Der UN-Report räumt zugleich mit einer in Europa und Nordamerika gerne verbreiteten Sichtweise auf, wonach Frauenunterdrückung vor allem die eigene Schuld der Entwicklungsländer sei. Verwiesen wird auf einen im Juli 2023 vom UN-Generalsekretär veröffentlichten Bericht über die Bedeutung des Kolonialismus für Gewalt und Diskriminierung gegen Frauen und andere Minderheiten. Die Untersuchung weist darauf hin, dass die Kolonialmächte gezielt auf die Stigmatisierung und Kriminalisierung von gleichgeschlechtlicher Liebe, Transgender-Identitäten und anderen Formen von Diversität gesetzt hätten, um ihre Macht über die kolonialisierten Völker zu festigen. Vor der Ankunft der Kolonialherren habe es in den betroffenen Ländern und Regionen dagegen oft vielfältige Formen sexueller Orientierung und geschlechtlicher Identitäten gegeben. Als Beispiele werden die „zweigeistigen Personen“ in Nordamerika, die Bonju in Europa, die Hijra in Indien und Bangladesch und andere genannt. Dagegen setzten die Kolonialmächte auf religiöse Indoktrination, die Verfolgung abweichender sexueller und geschlechtlicher Identitäten sowie die Etablierung strikter sozialer Hierarchien, etwa durch Spanier, Portugiesen, Briten und Franzosen.

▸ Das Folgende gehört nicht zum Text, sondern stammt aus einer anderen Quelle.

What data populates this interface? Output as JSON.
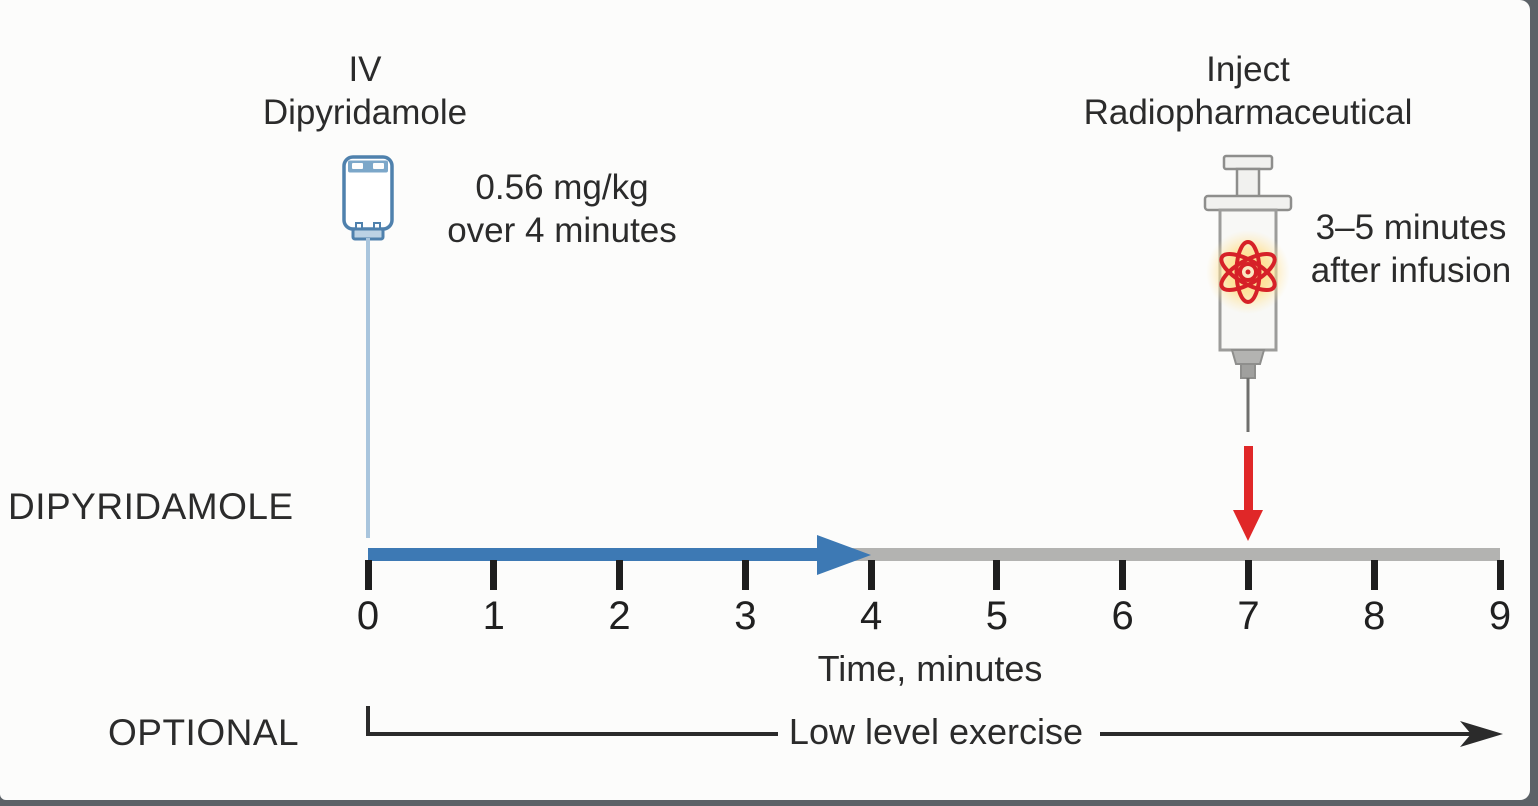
{
  "figure": {
    "iv_label": {
      "line1": "IV",
      "line2": "Dipyridamole"
    },
    "dose_label": {
      "line1": "0.56 mg/kg",
      "line2": "over 4 minutes"
    },
    "inject_label": {
      "line1": "Inject",
      "line2": "Radiopharmaceutical"
    },
    "after_label": {
      "line1": "3–5 minutes",
      "line2": "after infusion"
    },
    "row_label": "DIPYRIDAMOLE",
    "optional_label": "OPTIONAL",
    "exercise_label": "Low level exercise",
    "axis_label": "Time, minutes",
    "timeline": {
      "ticks": [
        "0",
        "1",
        "2",
        "3",
        "4",
        "5",
        "6",
        "7",
        "8",
        "9"
      ],
      "axis_min": 0,
      "axis_max": 9,
      "infusion_start": 0,
      "infusion_end": 4,
      "injection_time": 7
    },
    "colors": {
      "infusion_arrow": "#3d79b4",
      "baseline": "#b3b3b1",
      "injection_arrow": "#e02728",
      "text": "#2b2b2b",
      "bottle_outline": "#4f81ad",
      "atom": "#d62128"
    }
  }
}
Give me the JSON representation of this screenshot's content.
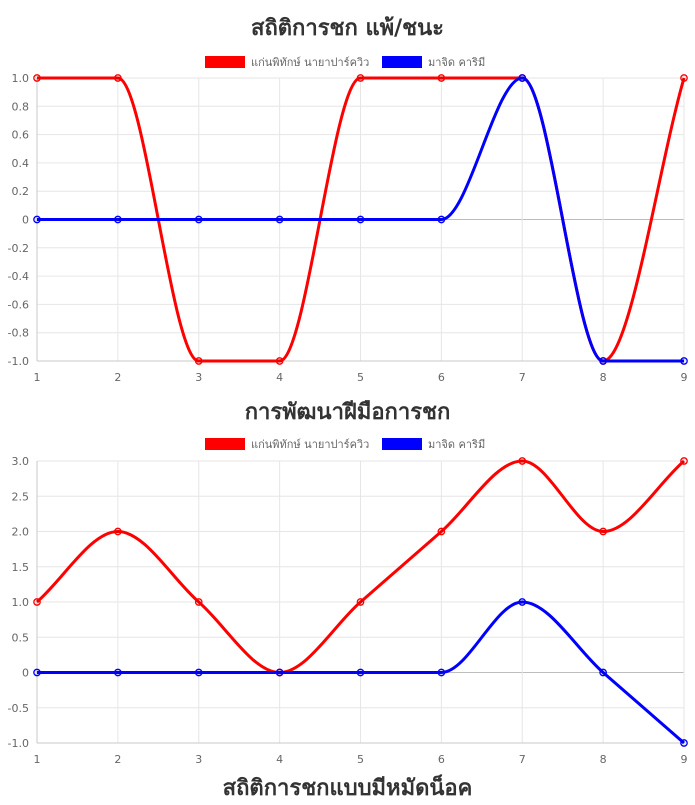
{
  "chart_data": [
    {
      "type": "line",
      "title": "สถิติการชก แพ้/ชนะ",
      "categories": [
        "1",
        "2",
        "3",
        "4",
        "5",
        "6",
        "7",
        "8",
        "9"
      ],
      "series": [
        {
          "name": "แก่นพิทักษ์ นายาปาร์ควิว",
          "color": "#ff0000",
          "values": [
            1,
            1,
            -1,
            -1,
            1,
            1,
            1,
            -1,
            1
          ]
        },
        {
          "name": "มาจิด คาริมี",
          "color": "#0000ff",
          "values": [
            0,
            0,
            0,
            0,
            0,
            0,
            1,
            -1,
            -1
          ]
        }
      ],
      "yticks": [
        "1.0",
        "0.8",
        "0.6",
        "0.4",
        "0.2",
        "0",
        "-0.2",
        "-0.4",
        "-0.6",
        "-0.8",
        "-1.0"
      ],
      "ylim": [
        -1,
        1
      ],
      "legend_position": "top",
      "grid": true
    },
    {
      "type": "line",
      "title": "การพัฒนาฝีมือการชก",
      "categories": [
        "1",
        "2",
        "3",
        "4",
        "5",
        "6",
        "7",
        "8",
        "9"
      ],
      "series": [
        {
          "name": "แก่นพิทักษ์ นายาปาร์ควิว",
          "color": "#ff0000",
          "values": [
            1,
            2,
            1,
            0,
            1,
            2,
            3,
            2,
            3
          ]
        },
        {
          "name": "มาจิด คาริมี",
          "color": "#0000ff",
          "values": [
            0,
            0,
            0,
            0,
            0,
            0,
            1,
            0,
            -1
          ]
        }
      ],
      "yticks": [
        "3.0",
        "2.5",
        "2.0",
        "1.5",
        "1.0",
        "0.5",
        "0",
        "-0.5",
        "-1.0"
      ],
      "ylim": [
        -1,
        3
      ],
      "legend_position": "top",
      "grid": true
    }
  ],
  "next_chart_title_partial": "สถิติการชกแบบมีหมัดน็อค"
}
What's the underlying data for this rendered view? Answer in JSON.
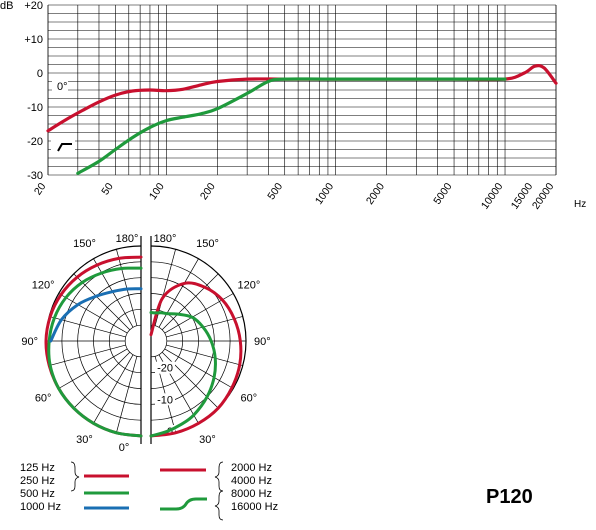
{
  "chart_data": [
    {
      "type": "line",
      "title": "",
      "xlabel": "Hz",
      "ylabel": "dB",
      "x_scale": "log",
      "xlim": [
        20,
        20000
      ],
      "ylim": [
        -30,
        20
      ],
      "x_tick_labels": [
        "20",
        "50",
        "100",
        "200",
        "500",
        "1000",
        "2000",
        "5000",
        "10000",
        "15000",
        "20000"
      ],
      "x_ticks": [
        20,
        50,
        100,
        200,
        500,
        1000,
        2000,
        5000,
        10000,
        15000,
        20000
      ],
      "y_tick_labels": [
        "+20",
        "+10",
        "0",
        "-10",
        "-20",
        "-30"
      ],
      "y_ticks": [
        20,
        10,
        0,
        -10,
        -20,
        -30
      ],
      "inset_labels": [
        "0°"
      ],
      "grid": true,
      "series": [
        {
          "color": "#c8102e",
          "x": [
            20,
            25,
            32,
            40,
            50,
            63,
            80,
            100,
            125,
            160,
            200,
            300,
            500,
            1000,
            2000,
            5000,
            10000,
            13000,
            15000,
            17000,
            20000
          ],
          "y": [
            -17,
            -14,
            -11,
            -8.5,
            -6.5,
            -5.3,
            -5,
            -5.2,
            -4.8,
            -3.5,
            -2.5,
            -1.8,
            -1.8,
            -1.8,
            -1.8,
            -1.8,
            -1.8,
            0,
            2,
            1.5,
            -3
          ]
        },
        {
          "color": "#1f9a3c",
          "x": [
            30,
            40,
            50,
            63,
            80,
            100,
            125,
            160,
            200,
            300,
            400,
            500,
            1000,
            5000,
            10000
          ],
          "y": [
            -29.5,
            -26,
            -22.5,
            -19,
            -16,
            -14,
            -13,
            -12,
            -10.5,
            -6,
            -2.5,
            -1.8,
            -1.8,
            -1.8,
            -1.8
          ]
        }
      ]
    },
    {
      "type": "line",
      "subtype": "polar",
      "title": "",
      "angle_labels": [
        "0°",
        "30°",
        "60°",
        "90°",
        "120°",
        "150°",
        "180°"
      ],
      "radial_labels": [
        "0",
        "-10",
        "-20"
      ],
      "rlim": [
        -30,
        0
      ],
      "series": [
        {
          "name": "125 Hz / 250 Hz",
          "side": "left",
          "color": "#c8102e",
          "angles": [
            0,
            15,
            30,
            45,
            60,
            75,
            90,
            105,
            120,
            135,
            150,
            165,
            180
          ],
          "db": [
            0,
            0,
            0,
            0,
            0,
            0,
            0,
            -0.3,
            -0.8,
            -1.5,
            -2.3,
            -3,
            -3.5
          ]
        },
        {
          "name": "500 Hz",
          "side": "left",
          "color": "#1f9a3c",
          "angles": [
            0,
            15,
            30,
            45,
            60,
            75,
            90,
            105,
            120,
            135,
            150,
            165,
            180
          ],
          "db": [
            0,
            0,
            0,
            0,
            0,
            -0.3,
            -1,
            -1.7,
            -2.6,
            -3.8,
            -5.2,
            -6.3,
            -7
          ]
        },
        {
          "name": "1000 Hz",
          "side": "left",
          "color": "#1a6fb3",
          "angles": [
            90,
            105,
            120,
            135,
            150,
            165,
            180
          ],
          "db": [
            -1.5,
            -4,
            -7,
            -10,
            -12,
            -13,
            -13.5
          ]
        },
        {
          "name": "2000 Hz / 4000 Hz",
          "side": "right",
          "color": "#c8102e",
          "angles": [
            0,
            15,
            30,
            45,
            60,
            75,
            90,
            105,
            120,
            135,
            150,
            165,
            180
          ],
          "db": [
            0,
            0,
            0,
            0,
            -0.5,
            -1,
            -1.8,
            -2.8,
            -4,
            -6,
            -9,
            -16,
            -28
          ]
        },
        {
          "name": "8000 Hz / 16000 Hz",
          "side": "right",
          "color": "#1f9a3c",
          "angles": [
            0,
            10,
            20,
            30,
            45,
            60,
            75,
            90,
            105,
            120,
            135,
            150,
            160,
            170,
            180
          ],
          "db": [
            0,
            -1,
            -2,
            -3,
            -5,
            -7,
            -9,
            -11,
            -13,
            -15,
            -18,
            -20,
            -20.5,
            -21,
            -21
          ]
        }
      ]
    }
  ],
  "legend": {
    "left": [
      {
        "label_a": "125 Hz",
        "label_b": "250 Hz",
        "color": "#c8102e"
      },
      {
        "label_a": "500 Hz",
        "label_b": "1000 Hz",
        "color_a": "#1f9a3c",
        "color_b": "#1a6fb3"
      }
    ],
    "right": [
      {
        "label_a": "2000 Hz",
        "label_b": "4000 Hz",
        "color": "#c8102e"
      },
      {
        "label_a": "8000 Hz",
        "label_b": "16000 Hz",
        "color": "#1f9a3c"
      }
    ]
  },
  "model": "P120"
}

Und Deutschland? Die DKP weist in ihrem Parteiprogramm darauf hin, dass die zunehmende Flexibilisierung der Arbeit und Arbeitszeitverlängerungen es Menschen mit Kindern erschweren, gleichberechtigt am Arbeitsprozess teilzunehmen. „Die Vereinbarkeit von Beruf und Familie bleibt ein Privatproblem der Familien, meist der Frauen. Diese traditionelle Rollenzuweisung wird immer neu reproduziert. Auch die Tendenz, Reproduktionsarbeit in einen erzwungenen Niedriglohnbereich haushaltsnaher Tätigkeiten zu verlagern, wird in erster Linie Frauen treffen.“

Das bestätigt der UN-Bericht. Trotz einer angeblich „feministischen Außenministerin“ wird für Deutschland konstatiert, dass die Vereinbarkeit von Beruf und Schwangerschaft für Frauen noch immer mangelhaft ist. Mütter müssen nach wie vor hohe Einkommensverluste gegenüber Männern und kinderlosen Frauen hinnehmen – und dabei fällt nicht nur das direkte Fehlen von Gehaltszahlungen ins Gewicht. 19 Prozent der Einkommensverluste werden nach der Erhebung der Vereinten Nationen dadurch verursacht, dass Frauen bereits am Anfang ihrer Laufbahn auf die Vereinbarkeit von Beruf und Erziehung achten und deshalb auf Karrieren verzichten, die ihnen höhere Einkommen bringen würden.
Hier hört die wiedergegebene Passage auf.